Ficava cada vez mais perto e José não conseguia achar um esconderijo, até que ele viu o mesmo espelho em que ele se escondera em outros tempos. Conseguiu se esconder exatamente dois segundos antes de Anton abrir a porta.
— Aquele mesmo cheiro de minutos atrás, quem está aí?
Foi quando Anton fixou seus olhos no espelho, aqueles mesmos olhos vermelhos demoníacos, e com um só golpe quebrou o vidro. Para a sorte de José, Anton não estava lhe vendo, estava numa espécie de armário invisível; procurou por mais alguns instantes, e desistiu.
Novamente caminhou para trás, e de repente o ambiente clareou um pouco. Era um novo quarto, aquele armário era uma passagem secreta para um quarto misterioso, diferente da madeira, o chão era invisível. A vista estava um pouco embaçada, sombras eram refletidas.
Fechou os olhos, esfregou-os um pouco, e quando abriu novamente, viu Ágata no chão. Correu, e quando a tocou, virou o rosto, começou a chorar, dizendo: Não, Não, Não!
— Não por que, querida? Foi quando se deu conta da realidade, e quando olhou para o lado, Anton estava de fora da prisão dando aquela sua risada macabra.
— Estava muito engraçado você achando iria me enganar, caiu direitinho na minha armadilha.

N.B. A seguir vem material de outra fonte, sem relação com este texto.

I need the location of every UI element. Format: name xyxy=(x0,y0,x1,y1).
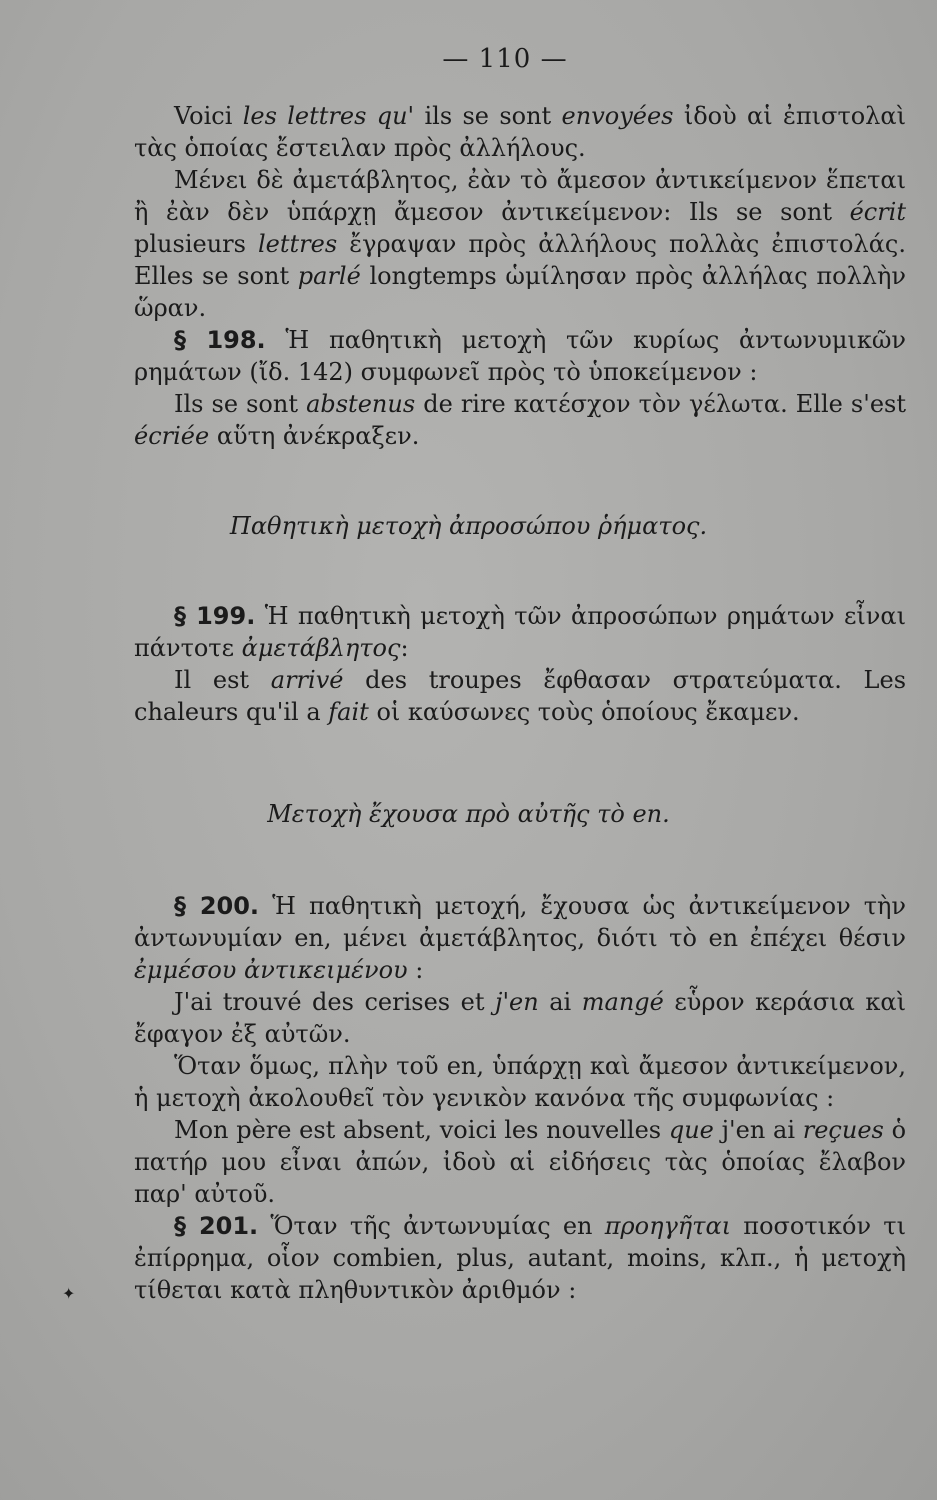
margin-mark-icon: ✦ xyxy=(62,1284,76,1303)
section-heading: Μετοχὴ ἔχουσα πρὸ αὐτῆς τὸ en. xyxy=(267,800,670,828)
section-number: § 201. xyxy=(174,1212,259,1240)
text-block-3 xyxy=(134,890,906,1306)
section-heading: Παθητικὴ μετοχὴ ἀπροσώπου ῥήματος. xyxy=(229,512,708,540)
paragraph: J'ai trouvé des cerises et j'en ai mangé εὗρον κεράσια καὶ ἔφαγον ἐξ αὐτῶν. xyxy=(134,988,906,1048)
paragraph: Ils se sont abstenus de rire κατέσχον τὸν γέλωτα. Elle s'est écriée αὕτη ἀνέκραξεν. xyxy=(134,390,906,450)
section-number: § 198. xyxy=(174,326,266,354)
section-paragraph: § 200. Ἡ παθητικὴ μετοχή, ἔχουσα ὡς ἀντικείμενον τὴν ἀντωνυμίαν en, μένει ἀμετάβλητος, διότι τὸ en ἐπέχει θέσιν ἐμμέσου ἀντικειμένου : xyxy=(134,892,906,984)
page-number: — 110 — xyxy=(442,44,568,74)
paragraph: Mon père est absent, voici les nouvelles que j'en ai reçues ὁ πατήρ μου εἶναι ἀπών, ἰδοὺ αἱ εἰδήσεις τὰς ὁποίας ἔλαβον παρ' αὐτοῦ. xyxy=(134,1116,907,1208)
paragraph: Μένει δὲ ἀμετάβλητος, ἐὰν τὸ ἄμεσον ἀντικείμενον ἕπεται ἢ ἐὰν δὲν ὑπάρχῃ ἄμεσον ἀντικείμενον: Ils se sont écrit plusieurs lettres ἔγραψαν πρὸς ἀλλήλους πολλὰς ἐπιστολάς. Elles se sont parlé longtemps ὡμίλησαν πρὸς ἀλλήλας πολλὴν ὥραν. xyxy=(134,166,906,322)
paragraph: Ὅταν ὅμως, πλὴν τοῦ en, ὑπάρχῃ καὶ ἄμεσον ἀντικείμενον, ἡ μετοχὴ ἀκολουθεῖ τὸν γενικὸν κανόνα τῆς συμφωνίας : xyxy=(134,1052,906,1112)
section-paragraph: § 199. Ἡ παθητικὴ μετοχὴ τῶν ἀπροσώπων ρημάτων εἶναι πάντοτε ἀμετάβλητος: xyxy=(134,602,906,662)
paragraph: Il est arrivé des troupes ἔφθασαν στρατεύματα. Les chaleurs qu'il a fait οἱ καύσωνες τοὺς ὁποίους ἔκαμεν. xyxy=(134,666,907,726)
section-number: § 200. xyxy=(174,892,260,920)
section-number: § 199. xyxy=(174,602,256,630)
section-paragraph: § 201. Ὅταν τῆς ἀντωνυμίας en προηγῆται ποσοτικόν τι ἐπίρρημα, οἷον combien, plus, autant, moins, κλπ., ἡ μετοχὴ τίθεται κατὰ πληθυντικὸν ἀριθμόν : xyxy=(134,1212,906,1304)
paragraph: Voici les lettres qu' ils se sont envoyées ἰδοὺ αἱ ἐπιστολαὶ τὰς ὁποίας ἔστειλαν πρὸς ἀλλήλους. xyxy=(134,102,906,162)
text-block-1 xyxy=(134,100,906,452)
text-block-2 xyxy=(134,600,906,728)
section-paragraph: § 198. Ἡ παθητικὴ μετοχὴ τῶν κυρίως ἀντωνυμικῶν ρημάτων (ἴδ. 142) συμφωνεῖ πρὸς τὸ ὑποκείμενον : xyxy=(134,326,906,386)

Com uma caixa de música pequena em sua mão, abriu-a e aquela melodia de ninar era conhecida, os olhos de José foram fechando lentamente e as crianças estavam dançando aquela melodia macabra com os seus rostos ensanguentados, aparentemente tristes, também pareciam prisioneiras.
Ó, Senhor! Afaste o mal
Presente neste engano eterno,
Nestes dias entregues à destruição, Neste enigma por detrás desta ilusão; Dê-me refúgio em teu poderoso castelo.
No seu subconsciente, José repetia a oração. Anton então aparecia e dizia que não tinha mais jeito,
— “Serás meu eterno prisioneiro” — o mal gosta de aprisionar quem quer se livrar do que inicialmente estava fadado a viver eternamente durante a vida, quem queria liberdade.